For railroads, big data helps to make the entire industry more efficient, more profitable, and safer. Big data analysis influences everything from issues around railroad engineering and operational performance to developments and trends in different lines of business that impact railroad marketing strategies. Read on for a closer look at how big data is helping take today’s railroads into the future.
How do railroads collect big data?
Railroads today collect massive quantities of data using a wide variety of sources and tools. These include AEI readers, GPS tracking systems, many different types of wayside detectors, video inspections, and handheld field tablets used by operators in rail classification yards or other rail facilities. As these data collection methods become more advanced, frequent, and precise, the data gathered grows not only in quantity, but in quality as well.

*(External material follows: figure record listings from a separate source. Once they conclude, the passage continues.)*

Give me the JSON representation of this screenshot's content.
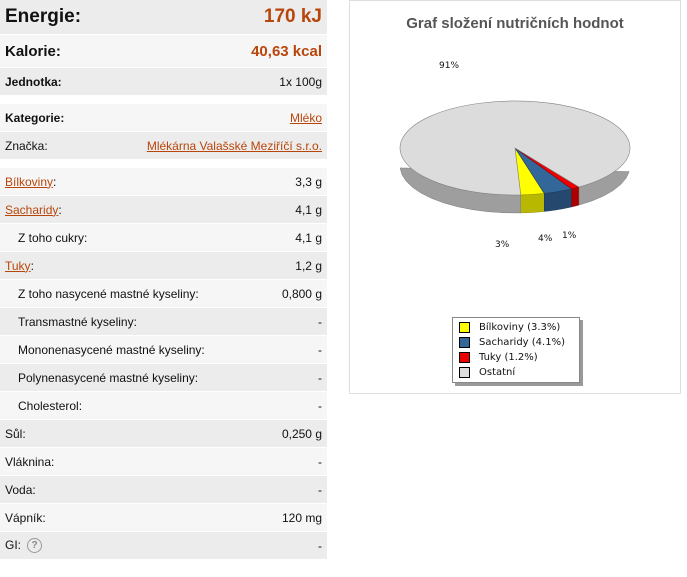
{
  "nutrition": {
    "energy": {
      "label": "Energie:",
      "value": "170 kJ"
    },
    "calories": {
      "label": "Kalorie:",
      "value": "40,63 kcal"
    },
    "unit": {
      "label": "Jednotka:",
      "value": "1x 100g"
    },
    "category": {
      "label": "Kategorie:",
      "value": "Mléko"
    },
    "brand": {
      "label": "Značka:",
      "value": "Mlékárna Valašské Meziříčí s.r.o."
    },
    "rows": [
      {
        "label": "Bílkoviny",
        "colon": ":",
        "value": "3,3 g"
      },
      {
        "label": "Sacharidy",
        "colon": ":",
        "value": "4,1 g"
      },
      {
        "label": "Z toho cukry:",
        "value": "4,1 g"
      },
      {
        "label": "Tuky",
        "colon": ":",
        "value": "1,2 g"
      },
      {
        "label": "Z toho nasycené mastné kyseliny:",
        "value": "0,800 g"
      },
      {
        "label": "Transmastné kyseliny:",
        "value": "-"
      },
      {
        "label": "Mononenasycené mastné kyseliny:",
        "value": "-"
      },
      {
        "label": "Polynenasycené mastné kyseliny:",
        "value": "-"
      },
      {
        "label": "Cholesterol:",
        "value": "-"
      },
      {
        "label": "Sůl:",
        "value": "0,250 g"
      },
      {
        "label": "Vláknina:",
        "value": "-"
      },
      {
        "label": "Voda:",
        "value": "-"
      },
      {
        "label": "Vápník:",
        "value": "120 mg"
      },
      {
        "label": "GI:",
        "value": "-",
        "help_icon": "question-circle-icon"
      }
    ]
  },
  "chart_data": {
    "type": "pie",
    "title": "Graf složení nutričních hodnot",
    "series": [
      {
        "name": "Bílkoviny (3.3%)",
        "value": 3.3,
        "label": "3%",
        "color": "#ffff00"
      },
      {
        "name": "Sacharidy (4.1%)",
        "value": 4.1,
        "label": "4%",
        "color": "#336699"
      },
      {
        "name": "Tuky (1.2%)",
        "value": 1.2,
        "label": "1%",
        "color": "#ee0000"
      },
      {
        "name": "Ostatní",
        "value": 91.4,
        "label": "91%",
        "color": "#dcdcdc"
      }
    ],
    "legend_position": "bottom"
  }
}
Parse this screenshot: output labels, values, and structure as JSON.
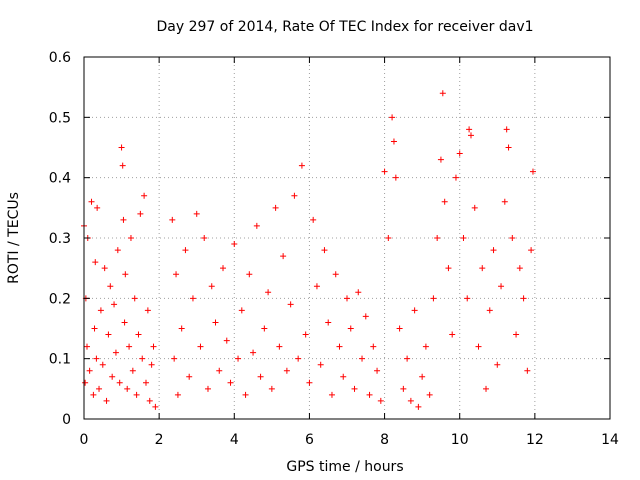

How do railroads analyze their data?
In most cases, the volume and complexity of railroad industry big data requires specially constructed analytics tools and systems. Accordingly, many rail companies are partnering with technology firms to develop innovative solutions for their data.
One example of a tool specially designed to handle vast railroad databases is the Traffic Flow Analyzer (TFA), which was created for transportation company CSX by global management consulting firm Oliver Wyman. Built as a custom-designed data warehouse capable of archiving three years of train movement records, the TFA uses data extraction and mapping tools to generate such information as geographic pie maps of yard activity, traffic density maps, and detailed reports. Rather than simply modeling rail routes, the TFA stores the actual route taken by each car and each train on every trip, thus allowing the data to be used with tremendous rigor and precision to complete tasks such as engineering studies of bridge loads or ton-mile and car-mile calculations.
Naturally, with this increased focus on gathering and analyzing big data, railroad IT departments are becoming more integral to railroad operations than ever before. For example, the IT department of Union Pacific, which numbers about 2,000 people, devotes roughly half of its staff to managing all the company’s software systems, including the design, development, and building new software products from the ground up.
Two ways the railroad industry uses big data.
1) Predictive analysis and derailment reduction.
A major factor in reducing the number of derailments in the railroad industry is being able to predict when they might occur, and thus prevent them by pinpointing the specific factors that cause them. This feat requires a combination of data-gathering tools and predictive analytics. Tools like thermometers, acoustic sensors, and visual sensors located on rail-car undercarriages paint a picture of track and wheel operation, and indicate any imminent problems, such as wheels beginning to flatten or bearings wearing down. This data is extremely helpful in spotting imminently dangerous situations. However, when combined with predictive analytics software programs, the results allow railroad companies to predict problems days or even weeks in advance. They can then repair or remove defective equipment in a more timely and cost-effective manner.
2) Real-time analytics to minimize disruption.
The railroad industry revolves around scheduling: crews, tracks, terminals, locomotives, and freight cars are all impacted by the precise timing needed to keep everything running efficiently. But given the interconnectedness of railroad operations, things can quickly spiral out of control if there is no real-time system in place to deal with unexpected events, like breakdowns, weather, and accidents. To help keep things running smoothly, railroad companies turn to automatic, real-time rescheduling systems, which bring in raw data from multiple sources to show exactly what’s happening in the moment, and allow surprises to be handled with as little disruption as possible. In their operations, these real-time systems rely on events streaming in from such places as sensors in brakes, bearings, couplings, rails, and switches; GPS units on trains that provide train speed, arrival time, and separation between trains; and radio-frequency identification in terminals and at designated points along the rails.